St. Paul is so busy cutting down ash trees that it can't plant thousands of trees in bare spots across the city. In Woodbury, where the emerald ash borer first appeared in 2017, crews have fallen behind on pruning other tree species on city-owned land.
And in Clearwater, Minn., where an ash borer infestation was found at a truck stop last year, Mayor Andrea Lawrence-Wheeler is searching for volunteers to count the number of ash trees so the city knows the scope of the work ahead.
"I think the answer is, we're kind of on our own," she said.
A decade after it was discovered in Minnesota, the emerald ash borer continues to ravage the urban forest across the state, and 21 counties are now under quarantine. With limited state and federal resources to help communities shoulder the cost of fighting the invasive beetle, local budgets and forestry departments are stretched thin. Many have stopped pruning, planting and maintaining the tree canopy, leaving saplings untended and mature trees vulnerable to storm damage.

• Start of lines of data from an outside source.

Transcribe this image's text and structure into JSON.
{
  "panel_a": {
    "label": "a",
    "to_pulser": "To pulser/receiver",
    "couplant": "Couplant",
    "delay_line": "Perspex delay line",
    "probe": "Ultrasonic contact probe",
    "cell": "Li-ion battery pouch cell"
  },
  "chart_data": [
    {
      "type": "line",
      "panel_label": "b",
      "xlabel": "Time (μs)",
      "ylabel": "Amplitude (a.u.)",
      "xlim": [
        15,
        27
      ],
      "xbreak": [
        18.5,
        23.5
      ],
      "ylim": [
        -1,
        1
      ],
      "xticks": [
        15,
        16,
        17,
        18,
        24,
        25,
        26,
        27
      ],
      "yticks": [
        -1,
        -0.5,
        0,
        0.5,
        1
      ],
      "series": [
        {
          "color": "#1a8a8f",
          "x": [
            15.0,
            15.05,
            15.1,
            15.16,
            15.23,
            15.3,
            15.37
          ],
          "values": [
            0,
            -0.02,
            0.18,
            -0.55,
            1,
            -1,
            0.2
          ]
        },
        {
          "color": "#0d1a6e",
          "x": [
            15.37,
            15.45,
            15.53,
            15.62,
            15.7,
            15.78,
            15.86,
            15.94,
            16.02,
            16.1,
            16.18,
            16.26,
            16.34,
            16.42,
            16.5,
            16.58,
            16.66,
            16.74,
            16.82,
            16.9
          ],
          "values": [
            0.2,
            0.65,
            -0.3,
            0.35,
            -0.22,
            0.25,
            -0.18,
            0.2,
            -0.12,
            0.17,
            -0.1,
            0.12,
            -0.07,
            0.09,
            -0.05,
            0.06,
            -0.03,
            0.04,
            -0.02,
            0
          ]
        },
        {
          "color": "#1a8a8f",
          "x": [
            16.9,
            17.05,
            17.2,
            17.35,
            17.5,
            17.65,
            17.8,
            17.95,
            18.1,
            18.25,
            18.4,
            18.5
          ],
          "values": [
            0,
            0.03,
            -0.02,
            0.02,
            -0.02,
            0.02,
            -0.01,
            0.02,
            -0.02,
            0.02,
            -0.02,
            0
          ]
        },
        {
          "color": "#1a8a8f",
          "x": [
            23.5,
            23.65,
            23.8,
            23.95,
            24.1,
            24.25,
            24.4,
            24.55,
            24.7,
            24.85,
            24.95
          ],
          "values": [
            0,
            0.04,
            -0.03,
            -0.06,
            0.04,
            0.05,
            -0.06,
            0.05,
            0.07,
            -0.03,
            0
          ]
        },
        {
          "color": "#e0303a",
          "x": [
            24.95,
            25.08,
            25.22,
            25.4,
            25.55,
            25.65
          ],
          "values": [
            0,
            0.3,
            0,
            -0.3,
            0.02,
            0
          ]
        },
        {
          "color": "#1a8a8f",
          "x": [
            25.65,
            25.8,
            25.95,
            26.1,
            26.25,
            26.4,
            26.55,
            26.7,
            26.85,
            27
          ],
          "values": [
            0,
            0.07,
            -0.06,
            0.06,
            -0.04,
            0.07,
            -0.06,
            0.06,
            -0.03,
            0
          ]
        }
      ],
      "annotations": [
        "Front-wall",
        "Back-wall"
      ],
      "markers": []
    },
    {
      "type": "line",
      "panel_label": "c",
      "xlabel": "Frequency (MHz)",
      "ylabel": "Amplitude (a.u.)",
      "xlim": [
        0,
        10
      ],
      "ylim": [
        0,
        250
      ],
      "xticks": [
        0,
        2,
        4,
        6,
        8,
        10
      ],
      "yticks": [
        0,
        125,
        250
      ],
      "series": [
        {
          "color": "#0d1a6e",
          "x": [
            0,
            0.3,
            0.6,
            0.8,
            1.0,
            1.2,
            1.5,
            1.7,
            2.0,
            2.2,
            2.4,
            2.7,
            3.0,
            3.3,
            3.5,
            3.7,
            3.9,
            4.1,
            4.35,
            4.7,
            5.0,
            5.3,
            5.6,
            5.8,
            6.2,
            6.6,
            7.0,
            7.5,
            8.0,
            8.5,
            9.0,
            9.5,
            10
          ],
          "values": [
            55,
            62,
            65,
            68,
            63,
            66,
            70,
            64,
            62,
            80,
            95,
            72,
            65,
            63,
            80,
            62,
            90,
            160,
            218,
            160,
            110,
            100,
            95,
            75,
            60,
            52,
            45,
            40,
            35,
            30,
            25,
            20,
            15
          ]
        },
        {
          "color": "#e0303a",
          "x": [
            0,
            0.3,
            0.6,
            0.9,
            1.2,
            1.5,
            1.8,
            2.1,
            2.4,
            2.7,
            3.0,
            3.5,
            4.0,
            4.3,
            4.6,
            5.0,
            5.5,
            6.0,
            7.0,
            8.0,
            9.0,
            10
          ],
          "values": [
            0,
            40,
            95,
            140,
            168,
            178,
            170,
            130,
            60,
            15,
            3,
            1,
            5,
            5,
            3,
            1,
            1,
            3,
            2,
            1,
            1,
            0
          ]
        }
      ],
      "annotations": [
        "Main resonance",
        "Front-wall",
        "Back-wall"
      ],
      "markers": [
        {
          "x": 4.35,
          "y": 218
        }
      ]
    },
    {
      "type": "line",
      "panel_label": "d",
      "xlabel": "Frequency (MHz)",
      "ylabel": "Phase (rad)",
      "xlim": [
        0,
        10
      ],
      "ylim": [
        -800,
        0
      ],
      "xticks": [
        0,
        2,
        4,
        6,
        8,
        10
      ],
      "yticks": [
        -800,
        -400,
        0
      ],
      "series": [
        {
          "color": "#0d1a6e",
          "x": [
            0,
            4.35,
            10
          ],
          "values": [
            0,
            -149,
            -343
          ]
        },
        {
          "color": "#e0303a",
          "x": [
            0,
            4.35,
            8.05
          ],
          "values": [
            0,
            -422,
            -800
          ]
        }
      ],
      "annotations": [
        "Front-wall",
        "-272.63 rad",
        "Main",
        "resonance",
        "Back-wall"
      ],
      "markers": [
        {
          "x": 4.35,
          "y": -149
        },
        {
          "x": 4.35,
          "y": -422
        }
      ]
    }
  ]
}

"Unless something changes and these communities get the assistance that they need to do all of the work, we're going to see the effects of them having to put off structural pruning and things like that for a significant amount of time," said Valerie McClannahan, urban and community forestry coordinator at the Minnesota Department of Natural Resources. "What the broader effects will be with that have yet to be seen fully in Minnesota."
Minnesota's first documented emerald ash borer infestation was in St. Paul in 2009. It has since spread to the rest of the metro and southeastern Minnesota, as well as a few southwestern counties and Duluth, according to the state Department of Agriculture.
Emerald ash borer larvae chew tunnels beneath the bark, disrupting the flow of nutrients that the trees need to live. Though there are treatment options, such as injecting trees with insecticides, many communities have opted to chop down their ash trees instead.
In St. Paul, ash trees were once a dominant part of the city's leafy canopy. In the past decade, city forestry crews have cut down nearly 15,000 trees along streets and parks.